- Interactive map of Hechen
- Coordinates: 33°00′24″N 120°14′24″E﻿ / ﻿33.00667°N 120.24000°E
- Country: People's Republic of China
- Province: Jiangsu
- Prefecture-level city: Taizhou
- County-level city: Xinghua
- Time zone: UTC+8 (China Standard)
- Postal code: 225743

= Hechen =

Hechen (合陈 (合陳, Héchén)) is a town located in the east of Xinghua City in east-central Jiangsu province. The area has approximately 60,000 inhabitants spread over 16,200 households. The town is an old revolutionary base and was the location of many well-known battles. The flat terrain, fertile soil, spaced water network, superior ecological environment and rich natural resources have made the town relatively prosperous.

== Agriculture ==
Xinghua is a national grain county, and Hechen is the “granary” of Xinghua city. In Hechen, people focus on planting rice, wheat, oilseed and cotton. It is also riched in fish and poultry, such as rabbits, chickens, ducks, geese, pigs, and sheep. Approximately 400,000 poultry are produced annually, and about 150,000 pigs.

== Industrial development ==
In recent years, Hechen has planned to establish 2000 acres of industrial parks in the town and has developed a number of preferential policies to create a favorable investment environment and attract a group of investors from Shanghai, Zhejiang and Yancheng. The aim is to strengthen investment and the development of industrial economy while still paying attention to agricultural production. The town's industrial economy has increased at a 40% rate.
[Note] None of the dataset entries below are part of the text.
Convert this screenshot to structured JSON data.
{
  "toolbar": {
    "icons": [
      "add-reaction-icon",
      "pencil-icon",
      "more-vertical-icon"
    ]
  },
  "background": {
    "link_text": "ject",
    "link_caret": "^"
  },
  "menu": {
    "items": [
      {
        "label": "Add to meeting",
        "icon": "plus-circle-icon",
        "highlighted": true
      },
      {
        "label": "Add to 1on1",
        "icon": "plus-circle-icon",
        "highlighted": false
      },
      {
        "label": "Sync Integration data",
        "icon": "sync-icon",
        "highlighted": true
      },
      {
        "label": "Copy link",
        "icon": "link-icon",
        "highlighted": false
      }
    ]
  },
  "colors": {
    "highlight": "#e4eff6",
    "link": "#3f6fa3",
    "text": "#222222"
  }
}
==Administrative divisions==
There is one residential community and 27 villages under the town's administration:

Residential community: Minjian (民建社区)

Villages:

- Hechen (合陈村)
- Pozhai (卜寨村)
- Shengli (胜利村)
- Donglianhe (东联合村)
- Dongxiangyang (东向阳村)
- Fengcun (凤存村)
- Jinxian (锦贤村)
- Jiepai (界牌村)
- Louzi (娄子村)
- Zhuchen (朱陈村)
- Zhutian (朱甜村)
- Luqian (陆谦村)
- Hongqi (红旗村)
- Lixiu (李秀村)
- Jiuligang (九里港村)
- Gaojia (高桂村)
- Xugang (许港村)
- Wanshen (万沈村)
- Guishan (桂山村)
- Fanxi (樊奚村)
- Zhangju (张居村)
- Zhengsun (征孙村)
- Tagang (塔港村)
- Qiqiao (邓桥村)
- Chengzhang (成章村)
- Xingfu (幸福村)
- Ganyang (甘杨村)

== Transport ==
There are many methods of transport to and from Hechen, including the Tongyu Canal, the Chuanchang river, the 204 State Road, the Yan Jing Ning Expressway and the nearby Xinghua railway station.